In GitHub: **Settings → Secrets and variables → Actions → New repository
secret**:

- `AWS_DEPLOY_ROLE_ARN` = `arn:aws:iam::<account>:role/agencio-predict-deploy`
- `AWS_REGION` = `us-east-1` (or your region)
- `AMPLIFY_APP_ID` = from step 3.5

Environment-scoped secrets (cleaner):

- GitHub → Settings → Environments → `prod`, `staging` — each gets its own
  `AWS_DEPLOY_ROLE_ARN` etc. The workflow selects the right env by branch.

---

## 5. Fargate pipeline — `.github/workflows/deploy-fargate.yml`

Triggered by push to `main` or `develop`. Builds the image, pushes to ECR,
rolls forward the CloudFormation stack. Failed deploys auto-rollback via the
`DeploymentCircuitBreaker` config in `deploy/aws/cloudformation.yml`.

File lives at `.github/workflows/deploy-fargate.yml` — see the companion
workflow file added alongside this doc.

Key knobs:

- **Image tag** = short git SHA. Gives you traceability from "which commit
  is running in prod?" back to GitHub.
- **Environment** = `prod` for `main`, `staging` for `develop`. GitHub
  Environments gate the deploy — you can require manual approval on `prod`.
- **Parameter overrides** = pulled from CloudFormation's existing stack
  state. First deploy needs full params via repository variables; every
  subsequent deploy reuses what's already in the stack.

Runtime: ~6–8 minutes end-to-end. ~4 min Docker build, ~1 min push, ~2 min
CloudFormation update with rolling replacement.

## 6. Amplify pipeline — `.github/workflows/deploy-amplify.yml`

Triggered by push to `main` or `develop`. Amplify has native GitHub
integration and can auto-deploy on push, but we route through Actions so
branch-based access control, approval gates, and deploy notifications land
in the same place as the Fargate pipeline.
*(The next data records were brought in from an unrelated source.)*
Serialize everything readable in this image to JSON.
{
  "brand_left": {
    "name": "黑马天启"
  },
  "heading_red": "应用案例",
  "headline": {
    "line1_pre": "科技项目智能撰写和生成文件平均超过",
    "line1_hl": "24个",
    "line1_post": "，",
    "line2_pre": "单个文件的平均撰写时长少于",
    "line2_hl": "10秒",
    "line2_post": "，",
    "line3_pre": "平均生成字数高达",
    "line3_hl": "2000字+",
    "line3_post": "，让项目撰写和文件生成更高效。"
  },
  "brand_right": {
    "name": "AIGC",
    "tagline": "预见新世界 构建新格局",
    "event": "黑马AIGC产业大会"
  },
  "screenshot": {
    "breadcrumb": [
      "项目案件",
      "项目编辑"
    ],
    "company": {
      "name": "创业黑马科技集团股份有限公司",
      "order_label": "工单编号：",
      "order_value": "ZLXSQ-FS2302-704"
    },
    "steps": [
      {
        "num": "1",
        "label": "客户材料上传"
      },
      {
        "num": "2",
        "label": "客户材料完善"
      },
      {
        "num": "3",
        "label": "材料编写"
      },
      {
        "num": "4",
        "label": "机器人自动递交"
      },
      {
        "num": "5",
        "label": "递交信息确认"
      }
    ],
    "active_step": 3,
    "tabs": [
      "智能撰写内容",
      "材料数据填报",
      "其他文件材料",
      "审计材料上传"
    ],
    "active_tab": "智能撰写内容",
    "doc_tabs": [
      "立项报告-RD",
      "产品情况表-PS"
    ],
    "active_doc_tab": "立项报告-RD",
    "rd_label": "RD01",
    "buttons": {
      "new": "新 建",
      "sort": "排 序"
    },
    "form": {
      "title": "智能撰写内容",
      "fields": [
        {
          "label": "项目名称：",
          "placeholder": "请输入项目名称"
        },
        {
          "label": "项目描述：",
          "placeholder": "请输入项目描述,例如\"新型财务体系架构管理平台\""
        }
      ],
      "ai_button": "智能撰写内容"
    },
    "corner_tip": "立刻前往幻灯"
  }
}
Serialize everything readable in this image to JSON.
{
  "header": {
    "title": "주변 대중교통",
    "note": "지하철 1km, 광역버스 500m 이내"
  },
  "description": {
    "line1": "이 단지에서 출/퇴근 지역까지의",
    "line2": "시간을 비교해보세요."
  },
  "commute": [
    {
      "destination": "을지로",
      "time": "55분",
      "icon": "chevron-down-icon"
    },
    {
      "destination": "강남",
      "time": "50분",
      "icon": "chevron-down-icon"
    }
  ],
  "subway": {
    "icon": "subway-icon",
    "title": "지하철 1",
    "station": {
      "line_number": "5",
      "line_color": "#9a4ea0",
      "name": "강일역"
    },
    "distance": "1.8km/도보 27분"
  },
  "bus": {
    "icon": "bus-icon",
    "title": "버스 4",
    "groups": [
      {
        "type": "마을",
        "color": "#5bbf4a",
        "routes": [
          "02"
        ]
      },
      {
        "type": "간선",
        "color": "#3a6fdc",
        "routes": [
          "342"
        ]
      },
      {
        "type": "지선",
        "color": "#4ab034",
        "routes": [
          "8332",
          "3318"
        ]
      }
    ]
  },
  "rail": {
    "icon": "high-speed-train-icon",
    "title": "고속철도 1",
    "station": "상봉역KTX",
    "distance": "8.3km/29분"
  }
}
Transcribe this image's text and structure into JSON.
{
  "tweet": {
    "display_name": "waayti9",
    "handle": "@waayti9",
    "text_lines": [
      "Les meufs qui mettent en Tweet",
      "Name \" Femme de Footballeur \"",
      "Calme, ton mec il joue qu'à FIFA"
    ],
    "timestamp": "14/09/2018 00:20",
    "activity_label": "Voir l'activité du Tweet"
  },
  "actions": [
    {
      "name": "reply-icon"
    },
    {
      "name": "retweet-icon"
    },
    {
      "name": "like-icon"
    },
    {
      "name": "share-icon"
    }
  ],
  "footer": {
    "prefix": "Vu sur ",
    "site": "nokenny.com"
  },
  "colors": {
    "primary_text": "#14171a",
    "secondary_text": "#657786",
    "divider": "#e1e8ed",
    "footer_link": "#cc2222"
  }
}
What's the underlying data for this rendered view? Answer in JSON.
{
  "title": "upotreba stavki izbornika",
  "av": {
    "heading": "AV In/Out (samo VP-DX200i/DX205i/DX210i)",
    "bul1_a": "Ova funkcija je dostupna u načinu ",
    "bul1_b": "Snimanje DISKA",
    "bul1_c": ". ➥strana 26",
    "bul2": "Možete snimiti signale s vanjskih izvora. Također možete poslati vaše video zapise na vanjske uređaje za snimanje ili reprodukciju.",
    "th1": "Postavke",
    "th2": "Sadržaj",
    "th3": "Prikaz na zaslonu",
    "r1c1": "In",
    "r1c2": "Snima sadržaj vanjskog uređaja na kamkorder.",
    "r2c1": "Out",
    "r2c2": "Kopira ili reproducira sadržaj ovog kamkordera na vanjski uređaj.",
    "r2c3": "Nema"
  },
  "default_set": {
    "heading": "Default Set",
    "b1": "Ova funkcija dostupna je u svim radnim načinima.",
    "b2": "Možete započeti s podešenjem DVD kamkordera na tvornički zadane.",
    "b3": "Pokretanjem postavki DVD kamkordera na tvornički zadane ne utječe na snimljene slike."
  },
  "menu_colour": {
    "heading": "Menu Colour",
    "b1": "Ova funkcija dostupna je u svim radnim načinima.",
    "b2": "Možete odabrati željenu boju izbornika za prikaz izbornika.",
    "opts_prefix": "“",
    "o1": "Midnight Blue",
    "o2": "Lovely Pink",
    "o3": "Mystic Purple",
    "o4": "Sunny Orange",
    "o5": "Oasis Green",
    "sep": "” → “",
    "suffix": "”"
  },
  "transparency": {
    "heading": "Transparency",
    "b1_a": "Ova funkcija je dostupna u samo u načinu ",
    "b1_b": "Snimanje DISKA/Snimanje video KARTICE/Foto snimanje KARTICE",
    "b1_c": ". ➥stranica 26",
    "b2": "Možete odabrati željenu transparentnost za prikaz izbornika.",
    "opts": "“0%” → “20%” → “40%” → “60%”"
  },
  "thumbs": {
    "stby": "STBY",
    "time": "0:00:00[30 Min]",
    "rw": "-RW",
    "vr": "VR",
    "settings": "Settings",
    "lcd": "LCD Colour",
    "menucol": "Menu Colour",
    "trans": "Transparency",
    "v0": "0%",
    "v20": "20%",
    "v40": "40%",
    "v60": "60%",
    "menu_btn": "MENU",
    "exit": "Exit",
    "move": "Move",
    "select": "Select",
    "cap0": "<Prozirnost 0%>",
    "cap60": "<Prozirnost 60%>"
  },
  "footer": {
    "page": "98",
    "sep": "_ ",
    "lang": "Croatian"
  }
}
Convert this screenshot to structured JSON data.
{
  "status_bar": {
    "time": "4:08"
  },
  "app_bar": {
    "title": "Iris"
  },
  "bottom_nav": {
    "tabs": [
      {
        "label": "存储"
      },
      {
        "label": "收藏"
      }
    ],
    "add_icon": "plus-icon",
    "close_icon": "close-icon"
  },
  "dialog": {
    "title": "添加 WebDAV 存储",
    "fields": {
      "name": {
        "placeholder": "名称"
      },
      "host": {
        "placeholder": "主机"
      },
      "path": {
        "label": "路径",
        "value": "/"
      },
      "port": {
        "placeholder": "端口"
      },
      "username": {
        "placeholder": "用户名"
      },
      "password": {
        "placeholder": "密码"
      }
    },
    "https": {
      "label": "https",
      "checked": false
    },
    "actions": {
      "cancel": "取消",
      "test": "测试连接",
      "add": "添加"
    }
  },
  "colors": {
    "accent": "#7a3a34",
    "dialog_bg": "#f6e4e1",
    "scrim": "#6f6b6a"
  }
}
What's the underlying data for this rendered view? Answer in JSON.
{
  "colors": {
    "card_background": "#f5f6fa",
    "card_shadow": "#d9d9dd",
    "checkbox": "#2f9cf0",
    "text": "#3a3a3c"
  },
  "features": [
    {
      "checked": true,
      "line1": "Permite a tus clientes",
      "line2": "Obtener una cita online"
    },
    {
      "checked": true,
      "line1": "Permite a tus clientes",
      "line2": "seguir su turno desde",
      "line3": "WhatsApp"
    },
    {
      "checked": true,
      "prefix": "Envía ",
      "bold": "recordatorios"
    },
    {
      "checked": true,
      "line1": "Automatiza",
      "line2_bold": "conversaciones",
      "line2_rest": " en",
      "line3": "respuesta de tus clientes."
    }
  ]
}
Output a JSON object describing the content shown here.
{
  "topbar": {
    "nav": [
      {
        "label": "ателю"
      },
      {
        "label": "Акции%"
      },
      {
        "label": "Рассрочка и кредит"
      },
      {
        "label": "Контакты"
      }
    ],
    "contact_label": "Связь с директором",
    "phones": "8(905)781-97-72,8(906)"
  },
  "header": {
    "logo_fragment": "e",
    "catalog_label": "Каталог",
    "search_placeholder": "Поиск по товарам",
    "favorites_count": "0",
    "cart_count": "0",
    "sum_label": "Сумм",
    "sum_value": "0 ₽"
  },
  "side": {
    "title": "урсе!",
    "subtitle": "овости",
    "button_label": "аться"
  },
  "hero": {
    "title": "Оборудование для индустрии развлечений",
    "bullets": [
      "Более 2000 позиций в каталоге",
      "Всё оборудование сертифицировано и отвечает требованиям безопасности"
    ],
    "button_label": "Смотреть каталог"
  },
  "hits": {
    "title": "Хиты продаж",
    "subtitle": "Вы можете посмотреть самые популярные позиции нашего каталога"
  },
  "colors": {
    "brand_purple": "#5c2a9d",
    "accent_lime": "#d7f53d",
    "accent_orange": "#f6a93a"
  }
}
The workflow calls `aws amplify start-job --app-id $ID --branch-name $BRANCH
--job-type RELEASE`. Amplify pulls from GitHub itself.

If the marketing site lives in a subdirectory (`marketing/site` or similar),
configure Amplify's build spec (`amplify.yml`) to `cd` into that directory
before running `npm ci && npm run build`. The workflow filter on
`paths: ['marketing/**']` skips Amplify deploys when only the app changed.

Runtime: ~2–3 minutes. Amplify builds + deploys + cache-invalidates the
CDN in one step.

## 7. PR previews (Amplify)

Enable via the Amplify console: **App settings → Previews → Enable**. Every
open PR gets a unique `pr-42.<amplify-domain>.amplifyapp.com` URL built from
the PR head commit. Auto-destroys on merge/close.

Keep turned off for branches that don't ship to the marketing site — PR
previews aren't free and can add up with many open PRs.

---

## 8. CI gates (existing — `.github/workflows/ci.yml`)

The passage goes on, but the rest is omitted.